Last week, the Senate postponed for six months a scheduled 21 percent cut in Medicare physician reimbursements—but this issue will not go away by itself. Nobody wants to see Medicare physician fees cut by 21 percent across-the-board. Such cuts would hurt the credibility of the program, distort prices, and—most important—threaten Medicare beneficiaries' access to needed care. But rather than simply postponing the cut, Congress needs to change the way Medicare pays physicians.
The current payment formula (called the sustainable growth rate, or SGR), which Congress passed in 1997, was a well-intentioned attempt to control the growth in Medicare spending, but it has misfired. Under the SGR formula, a target is set for physician spending in each year, and automatic payment cuts are triggered if those spending targets are exceeded. This has happened each year for the past decade or so, primarily because of the ever-rising volume and intensity of medical services As a result, spending keeps rising and the formula that Congress put in place keeps producing across-the-board cuts in physician fees when members should be focusing on the main reasons for increased spending or cutting fees for specific services that are overpriced.
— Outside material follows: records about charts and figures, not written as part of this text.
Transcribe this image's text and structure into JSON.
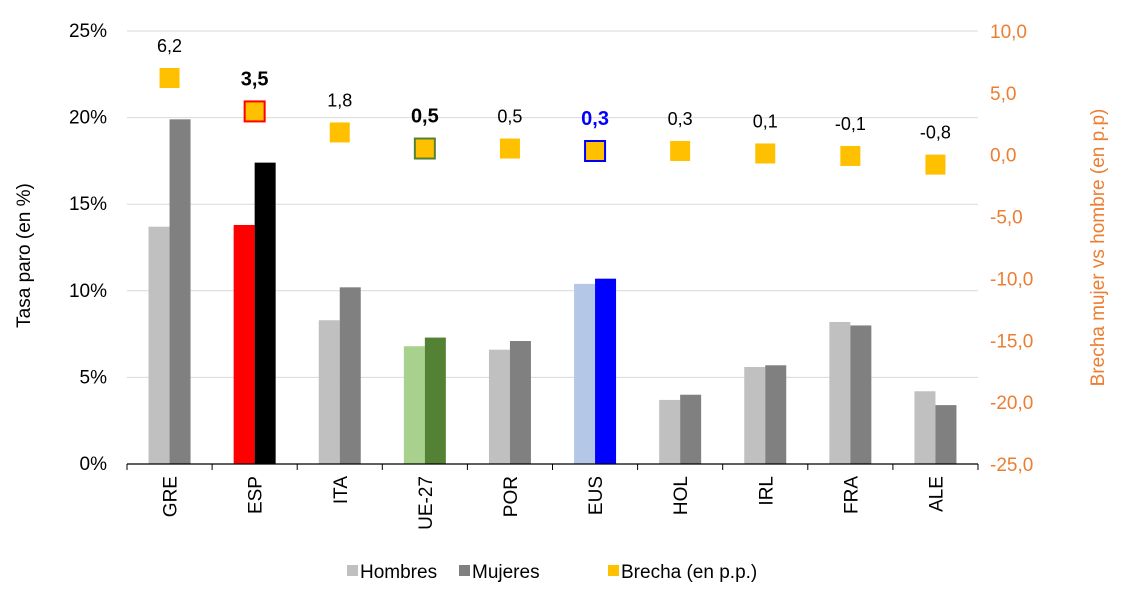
{
  "chart_data": {
    "type": "bar",
    "categories": [
      "GRE",
      "ESP",
      "ITA",
      "UE-27",
      "POR",
      "EUS",
      "HOL",
      "IRL",
      "FRA",
      "ALE"
    ],
    "series": [
      {
        "name": "Hombres",
        "axis": "left",
        "values": [
          13.7,
          13.8,
          8.3,
          6.8,
          6.6,
          10.4,
          3.7,
          5.6,
          8.2,
          4.2
        ]
      },
      {
        "name": "Mujeres",
        "axis": "left",
        "values": [
          19.9,
          17.4,
          10.2,
          7.3,
          7.1,
          10.7,
          4.0,
          5.7,
          8.0,
          3.4
        ]
      },
      {
        "name": "Brecha (en p.p.)",
        "axis": "right",
        "type": "scatter",
        "values": [
          6.2,
          3.5,
          1.8,
          0.5,
          0.5,
          0.3,
          0.3,
          0.1,
          -0.1,
          -0.8
        ]
      }
    ],
    "gap_labels": [
      "6,2",
      "3,5",
      "1,8",
      "0,5",
      "0,5",
      "0,3",
      "0,3",
      "0,1",
      "-0,1",
      "-0,8"
    ],
    "ylabel": "Tasa paro (en %)",
    "ylabel_right": "Brecha mujer vs hombre (en p.p)",
    "ylim": [
      0,
      25
    ],
    "ylim_right": [
      -25,
      10
    ],
    "yticks": [
      "0%",
      "5%",
      "10%",
      "15%",
      "20%",
      "25%"
    ],
    "yticks_right": [
      "-25,0",
      "-20,0",
      "-15,0",
      "-10,0",
      "-5,0",
      "0,0",
      "5,0",
      "10,0"
    ],
    "grid": true,
    "legend_position": "bottom",
    "legend": [
      "Hombres",
      "Mujeres",
      "Brecha (en p.p.)"
    ],
    "colors": {
      "hombres": "#c0c0c0",
      "mujeres": "#808080",
      "brecha": "#ffc000",
      "right_axis": "#ed7d31",
      "grid": "#d9d9d9",
      "axis": "#000000"
    },
    "highlights": {
      "ESP": {
        "hombres": "#ff0000",
        "mujeres": "#000000",
        "marker_border": "#ff0000",
        "label_color": "#000000",
        "label_bold": true
      },
      "UE-27": {
        "hombres": "#a9d18e",
        "mujeres": "#548235",
        "marker_border": "#548235",
        "label_color": "#000000",
        "label_bold": true
      },
      "EUS": {
        "hombres": "#b4c7e7",
        "mujeres": "#0000ff",
        "marker_border": "#0000ff",
        "label_color": "#0000ff",
        "label_bold": true
      }
    }
  }
}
Fearful of disrupting beneficiaries' access to care, Congress has always (except in 2002) stepped in to temporarily override the SGR cuts, sometimes retroactively. But avoiding the SGR cuts without changing the formula or—better yet—addressing the underlying causes of spending growth has led to continually larger scheduled cuts.
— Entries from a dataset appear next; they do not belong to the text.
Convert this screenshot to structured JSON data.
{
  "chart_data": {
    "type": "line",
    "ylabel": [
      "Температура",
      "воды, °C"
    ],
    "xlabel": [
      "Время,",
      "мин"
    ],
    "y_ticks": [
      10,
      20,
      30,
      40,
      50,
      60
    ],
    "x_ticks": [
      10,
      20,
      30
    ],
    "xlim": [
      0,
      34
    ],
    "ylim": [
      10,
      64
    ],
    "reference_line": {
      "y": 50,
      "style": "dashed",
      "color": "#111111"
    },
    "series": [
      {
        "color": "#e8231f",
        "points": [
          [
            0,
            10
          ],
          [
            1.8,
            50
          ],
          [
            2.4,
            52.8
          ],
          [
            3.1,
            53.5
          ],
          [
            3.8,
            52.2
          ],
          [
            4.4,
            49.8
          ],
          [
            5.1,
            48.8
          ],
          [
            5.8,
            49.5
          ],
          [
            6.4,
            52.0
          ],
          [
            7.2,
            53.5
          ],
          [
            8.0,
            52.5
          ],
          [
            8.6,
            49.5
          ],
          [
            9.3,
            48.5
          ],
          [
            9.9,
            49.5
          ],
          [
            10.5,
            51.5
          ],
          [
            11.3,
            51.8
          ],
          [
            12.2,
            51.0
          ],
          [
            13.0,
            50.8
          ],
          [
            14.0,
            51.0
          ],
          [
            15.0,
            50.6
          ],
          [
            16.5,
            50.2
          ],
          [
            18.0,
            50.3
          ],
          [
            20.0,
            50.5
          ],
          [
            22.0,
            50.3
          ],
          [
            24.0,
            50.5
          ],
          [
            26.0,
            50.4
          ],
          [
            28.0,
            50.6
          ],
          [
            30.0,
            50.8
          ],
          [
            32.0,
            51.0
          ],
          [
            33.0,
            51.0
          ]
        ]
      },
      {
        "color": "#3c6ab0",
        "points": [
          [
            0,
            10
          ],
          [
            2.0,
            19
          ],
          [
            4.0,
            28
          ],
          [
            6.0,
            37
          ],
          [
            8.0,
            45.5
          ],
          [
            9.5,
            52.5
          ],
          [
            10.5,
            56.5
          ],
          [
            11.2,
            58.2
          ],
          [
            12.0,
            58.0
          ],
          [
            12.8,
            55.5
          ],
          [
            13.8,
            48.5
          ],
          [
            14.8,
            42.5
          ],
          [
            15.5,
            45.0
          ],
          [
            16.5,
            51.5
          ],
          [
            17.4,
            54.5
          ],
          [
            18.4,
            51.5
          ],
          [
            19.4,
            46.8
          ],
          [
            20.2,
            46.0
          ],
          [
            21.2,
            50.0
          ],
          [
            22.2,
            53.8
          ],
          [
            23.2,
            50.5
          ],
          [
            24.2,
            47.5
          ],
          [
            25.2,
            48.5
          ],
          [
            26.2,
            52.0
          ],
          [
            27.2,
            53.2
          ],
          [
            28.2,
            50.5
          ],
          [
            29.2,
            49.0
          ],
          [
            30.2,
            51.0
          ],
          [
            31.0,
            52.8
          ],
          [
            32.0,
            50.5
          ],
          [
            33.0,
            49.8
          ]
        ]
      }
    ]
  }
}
As the SGR hole gets deeper, it becomes harder to deal with. Last December, the Congressional Budget Office (CBO) estimated that even a 10-year freeze on physician fees would cost the federal government an extra $318 billion, compared with what it would spend if they didn't override the formula. CBO estimated that such a freeze (that is, avoiding the scheduled cut) would cost Medicare beneficiaries billions of dollars in higher Part B premiums and coinsurance. This large cost—and the concomitant increase in the federal budget deficit—is why Congress has been reluctant to deal with the SGR problem directly. Instead, Congress has postponed taking on the real problem by breaking it into smaller pieces. But the extra spending occurs, whether it's one year at a time or in 10-year chunks.
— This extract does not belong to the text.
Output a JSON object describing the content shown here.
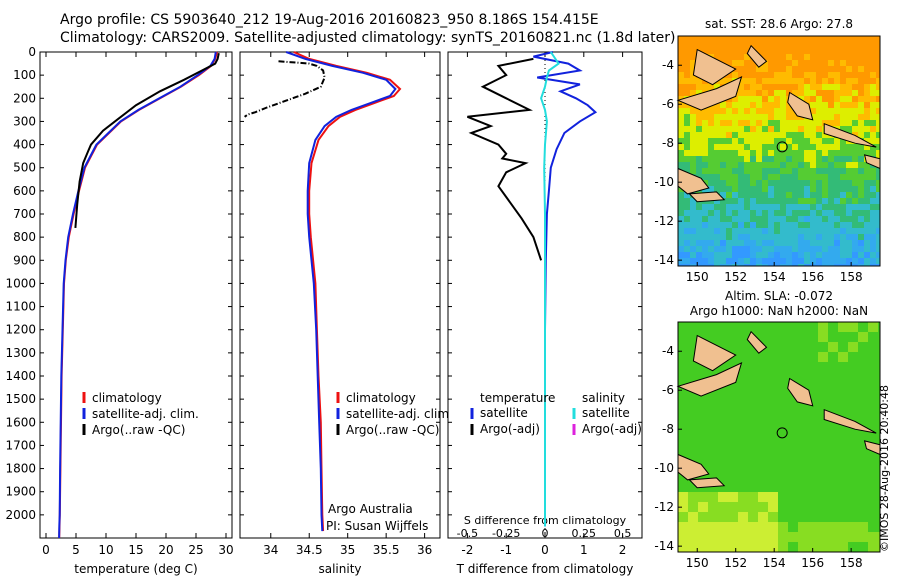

President Obama's 2010 budget tried to get around the problem by incorporating the spending necessary to fix the SGR problem into the budget baseline—but that strategy didn't survive the Congressional budget process. An early version of the House of Representatives' health reform bill incorporated an SGR fix, but in the end they shied away from the extra cost it attached to the bill. So we're left with a choice between a temporary fix that just "kicks the can down the road" and a 21 percent across-the-board cut in physician fees that would reduce reimbursement for primary and specialty care alike. In addition to distorting prices and threatening access to care, failing to eliminate the SGR cuts also hinders any attempts to really fix physician payment, and undermines the credibility of potential innovations in Medicare policy: it's hard to provide effective rewards for more coordinated, effective, and efficient care if the baseline is a 21 percent cut in fees.
What we need is more fundamental payment reform. The health reform law contains several provisions that could help fix physician payment, including measures that:
- address the chronic underpayment for primary care services;
- establish accountable care organizations, which focus on improving the quality and efficiency of patient care rather than producing more services; and
- encourage development of other innovations that would move from fee-for-service payment to more comprehensive payment approaches.
These provisions aim to change the way we pay for health care and provide greater coordination and quality, all of which promise to slow the growth in health spending. But unless the recurring cuts in physician fees produced by the SGR formula are eliminated, it will be difficult to engage providers and convince them to partner with Medicare to produce desperately needed payment and delivery system reforms.
It will be costly to eliminate the SGR, but it's likely that Congress—regardless of the party in power—will spend the money anyway in year-by-year (or in even smaller and more frequent) chunks. Only comprehensive payment reform will achieve the changes we need to make the health care system—and federal, state, local, and private budgets—sustainable into the future.